Sevada Aghaser, a choir leader in an Armenian Orthodox church in the capital Tehran, is serving a five-year sentence in the capital’s notorious Evin Prison following his conviction on 4 July 2017.
Article 18 reports that another Iranian Christian, Aziz Majidzadeh, a convert from Islam, has been released on bail following his arrest in March and will soon appear in court.
Majidzadeh was arrested on 2 March at a workshop near Karaj, a city just west of Tehran, alongside 20 other Iranian converts to Christianity. The others were released following interrogation, but Majidzadeh was beaten and detained, according to Article 18.
Meanwhile, the wife of an Iranian pastor sentenced last year to ten years in prison had her own appeal hearing against a five-year sentence on 9 May, Middle East Concern reported.

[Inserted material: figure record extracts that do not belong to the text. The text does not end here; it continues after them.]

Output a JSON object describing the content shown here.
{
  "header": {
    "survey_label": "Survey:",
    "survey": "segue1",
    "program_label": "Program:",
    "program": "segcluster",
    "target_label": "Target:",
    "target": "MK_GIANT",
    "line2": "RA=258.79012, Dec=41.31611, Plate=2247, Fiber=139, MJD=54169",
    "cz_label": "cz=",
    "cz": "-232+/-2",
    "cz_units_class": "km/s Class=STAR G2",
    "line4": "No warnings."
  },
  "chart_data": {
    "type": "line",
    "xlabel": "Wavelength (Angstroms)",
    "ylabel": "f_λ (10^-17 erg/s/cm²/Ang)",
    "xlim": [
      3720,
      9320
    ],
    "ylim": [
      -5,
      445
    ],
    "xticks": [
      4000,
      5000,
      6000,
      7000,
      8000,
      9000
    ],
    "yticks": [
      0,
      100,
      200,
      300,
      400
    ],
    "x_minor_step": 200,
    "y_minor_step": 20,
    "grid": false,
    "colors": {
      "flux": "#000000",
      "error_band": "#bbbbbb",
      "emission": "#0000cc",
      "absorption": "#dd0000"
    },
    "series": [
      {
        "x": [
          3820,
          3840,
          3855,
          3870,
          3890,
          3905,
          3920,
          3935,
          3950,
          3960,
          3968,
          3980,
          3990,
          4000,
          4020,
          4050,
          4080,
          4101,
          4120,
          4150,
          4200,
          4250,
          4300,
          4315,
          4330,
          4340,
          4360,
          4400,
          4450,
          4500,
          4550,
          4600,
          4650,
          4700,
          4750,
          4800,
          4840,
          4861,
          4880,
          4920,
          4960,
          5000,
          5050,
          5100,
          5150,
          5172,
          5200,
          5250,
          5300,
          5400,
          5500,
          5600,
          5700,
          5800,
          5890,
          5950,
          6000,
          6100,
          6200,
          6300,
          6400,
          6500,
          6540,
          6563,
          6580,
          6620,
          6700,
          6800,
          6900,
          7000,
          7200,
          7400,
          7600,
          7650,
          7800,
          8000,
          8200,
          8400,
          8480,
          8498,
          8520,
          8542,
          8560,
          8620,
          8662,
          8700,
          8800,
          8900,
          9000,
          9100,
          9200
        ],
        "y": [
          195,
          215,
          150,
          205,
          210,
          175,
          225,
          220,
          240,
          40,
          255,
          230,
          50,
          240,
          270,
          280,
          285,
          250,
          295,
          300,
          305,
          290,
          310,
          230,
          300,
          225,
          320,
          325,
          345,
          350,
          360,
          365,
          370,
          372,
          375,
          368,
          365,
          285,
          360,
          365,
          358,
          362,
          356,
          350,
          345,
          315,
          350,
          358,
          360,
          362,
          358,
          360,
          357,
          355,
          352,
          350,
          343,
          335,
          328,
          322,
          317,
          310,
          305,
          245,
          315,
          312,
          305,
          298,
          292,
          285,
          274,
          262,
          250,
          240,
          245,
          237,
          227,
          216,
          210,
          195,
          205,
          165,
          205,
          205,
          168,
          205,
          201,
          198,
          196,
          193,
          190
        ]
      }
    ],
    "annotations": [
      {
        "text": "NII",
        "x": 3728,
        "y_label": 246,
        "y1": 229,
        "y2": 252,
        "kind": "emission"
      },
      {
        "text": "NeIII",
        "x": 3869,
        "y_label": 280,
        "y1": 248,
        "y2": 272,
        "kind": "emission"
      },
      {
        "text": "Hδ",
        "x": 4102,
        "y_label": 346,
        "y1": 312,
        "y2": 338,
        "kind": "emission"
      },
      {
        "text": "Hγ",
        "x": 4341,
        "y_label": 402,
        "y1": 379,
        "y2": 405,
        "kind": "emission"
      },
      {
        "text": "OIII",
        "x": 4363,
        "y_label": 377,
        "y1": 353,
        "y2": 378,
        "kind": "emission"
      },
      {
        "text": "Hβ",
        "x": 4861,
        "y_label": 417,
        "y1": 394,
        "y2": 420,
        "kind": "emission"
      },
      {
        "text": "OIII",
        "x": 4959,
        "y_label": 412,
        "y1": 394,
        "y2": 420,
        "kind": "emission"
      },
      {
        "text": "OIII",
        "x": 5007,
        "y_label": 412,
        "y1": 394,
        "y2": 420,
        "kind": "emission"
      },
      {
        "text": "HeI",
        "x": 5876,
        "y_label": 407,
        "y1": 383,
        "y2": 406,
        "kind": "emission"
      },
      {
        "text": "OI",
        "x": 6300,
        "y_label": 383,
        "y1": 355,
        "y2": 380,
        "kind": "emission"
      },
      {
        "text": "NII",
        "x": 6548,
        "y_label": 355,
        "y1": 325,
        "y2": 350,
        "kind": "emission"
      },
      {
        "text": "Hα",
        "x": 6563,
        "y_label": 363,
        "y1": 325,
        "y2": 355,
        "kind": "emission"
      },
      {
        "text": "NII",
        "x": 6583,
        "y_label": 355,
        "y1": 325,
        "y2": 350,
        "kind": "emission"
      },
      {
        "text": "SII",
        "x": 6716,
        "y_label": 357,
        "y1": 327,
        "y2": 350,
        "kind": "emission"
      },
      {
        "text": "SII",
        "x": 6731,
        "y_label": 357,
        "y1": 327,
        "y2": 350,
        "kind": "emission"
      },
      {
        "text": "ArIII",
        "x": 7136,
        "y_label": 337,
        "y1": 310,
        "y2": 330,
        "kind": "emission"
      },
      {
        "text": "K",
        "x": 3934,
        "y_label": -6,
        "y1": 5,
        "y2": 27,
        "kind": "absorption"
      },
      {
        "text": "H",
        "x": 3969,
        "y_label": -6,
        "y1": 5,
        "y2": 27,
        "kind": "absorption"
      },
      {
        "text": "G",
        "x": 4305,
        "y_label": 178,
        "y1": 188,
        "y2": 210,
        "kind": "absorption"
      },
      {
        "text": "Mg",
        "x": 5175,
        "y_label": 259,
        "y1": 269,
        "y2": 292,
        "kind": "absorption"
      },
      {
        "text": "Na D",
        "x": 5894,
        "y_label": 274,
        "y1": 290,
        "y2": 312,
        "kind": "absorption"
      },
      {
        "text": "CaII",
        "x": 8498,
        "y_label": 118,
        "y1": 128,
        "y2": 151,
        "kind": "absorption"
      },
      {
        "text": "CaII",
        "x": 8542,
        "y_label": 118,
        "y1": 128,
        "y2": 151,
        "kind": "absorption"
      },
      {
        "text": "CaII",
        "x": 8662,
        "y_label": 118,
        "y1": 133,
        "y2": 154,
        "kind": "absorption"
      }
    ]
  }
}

Shamiram Isavi Khabizeh was convicted in January of acting against national security by organising small groups, attending a seminary abroad and training church leaders and pastors to act as spies.
During the three-hour hearing, Middle East Concern reported that both the prosecutor and judge “spoke disrespectfully to her and accused the whole family of a variety of unsubstantiated crimes against the regime”. She was also reportedly denied any opportunity to speak.

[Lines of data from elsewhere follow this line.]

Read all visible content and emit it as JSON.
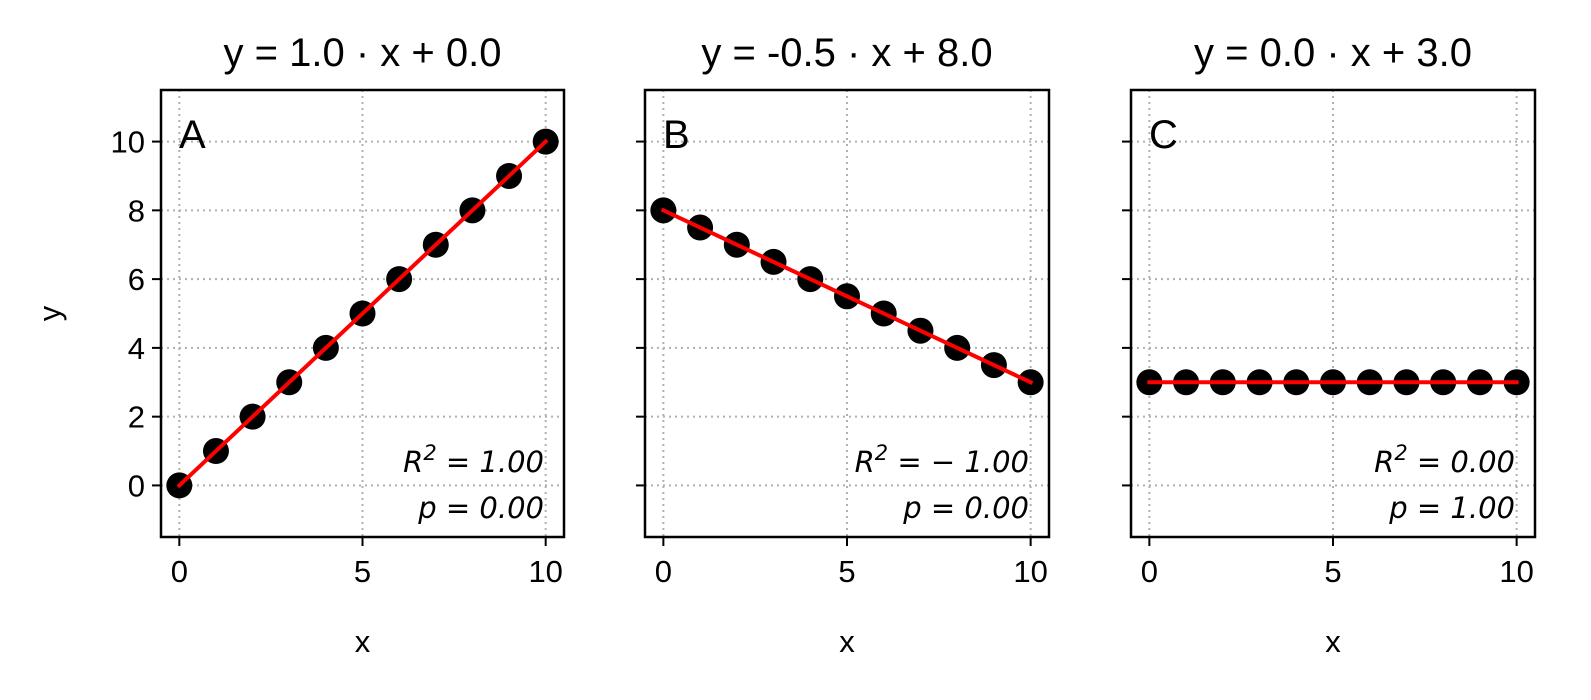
{
  "chart_data": [
    {
      "type": "scatter",
      "panel_label": "A",
      "title": "y = 1.0 · x + 0.0",
      "xlabel": "x",
      "ylabel": "y",
      "xlim": [
        -0.5,
        10.5
      ],
      "ylim": [
        -1.5,
        11.5
      ],
      "xticks": [
        "0",
        "5",
        "10"
      ],
      "yticks": [
        "0",
        "2",
        "4",
        "6",
        "8",
        "10"
      ],
      "grid": true,
      "x": [
        0,
        1,
        2,
        3,
        4,
        5,
        6,
        7,
        8,
        9,
        10
      ],
      "y": [
        0,
        1,
        2,
        3,
        4,
        5,
        6,
        7,
        8,
        9,
        10
      ],
      "fit_line": {
        "slope": 1.0,
        "intercept": 0.0,
        "color": "#ff0000"
      },
      "marker_color": "#000000",
      "r2_text": "R² = 1.00",
      "p_text": "p = 0.00"
    },
    {
      "type": "scatter",
      "panel_label": "B",
      "title": "y = -0.5 · x + 8.0",
      "xlabel": "x",
      "ylabel": "",
      "xlim": [
        -0.5,
        10.5
      ],
      "ylim": [
        -1.5,
        11.5
      ],
      "xticks": [
        "0",
        "5",
        "10"
      ],
      "yticks": [],
      "grid": true,
      "x": [
        0,
        1,
        2,
        3,
        4,
        5,
        6,
        7,
        8,
        9,
        10
      ],
      "y": [
        8,
        7.5,
        7,
        6.5,
        6,
        5.5,
        5,
        4.5,
        4,
        3.5,
        3
      ],
      "fit_line": {
        "slope": -0.5,
        "intercept": 8.0,
        "color": "#ff0000"
      },
      "marker_color": "#000000",
      "r2_text": "R² = − 1.00",
      "p_text": "p = 0.00"
    },
    {
      "type": "scatter",
      "panel_label": "C",
      "title": "y = 0.0 · x + 3.0",
      "xlabel": "x",
      "ylabel": "",
      "xlim": [
        -0.5,
        10.5
      ],
      "ylim": [
        -1.5,
        11.5
      ],
      "xticks": [
        "0",
        "5",
        "10"
      ],
      "yticks": [],
      "grid": true,
      "x": [
        0,
        1,
        2,
        3,
        4,
        5,
        6,
        7,
        8,
        9,
        10
      ],
      "y": [
        3,
        3,
        3,
        3,
        3,
        3,
        3,
        3,
        3,
        3,
        3
      ],
      "fit_line": {
        "slope": 0.0,
        "intercept": 3.0,
        "color": "#ff0000"
      },
      "marker_color": "#000000",
      "r2_text": "R² = 0.00",
      "p_text": "p = 1.00"
    }
  ]
}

Isavi Khabizeh was first detained in June last year, then released on bail after paying the equivalent of US$30,000.
Her husband, pastor Victor Bet-Tamraz, was sentenced to ten years in jail in July last year for “acting against national security by organising and conducting house-churches”.
The cases of the three converts from Islam sentenced alongside the pastor, Amin Afshar Naderi, Kavian Fallah Mohammadi and Hadi Asgari, are also under appeal.
Iran’s foreign minister Mohammad Javad Zarif recently claimed “religious minorities, especially Christians, enjoy full freedom in the country”, but Article 18 says the evidence contradicts this, with arbitrary arrests and heavy prison sentences for Christians inside the country, and pressure also being exerted on Iranian Christians outside the country.
Miles Windsor from Middle East Concern recently said prison terms were in fact getting longer for Iranian Christians.
“Whilst Christians have consistently been put in prison for their faith in Iran in considerable numbers, the length of the sentence has seemed to have increased in the recent year or so,” he said.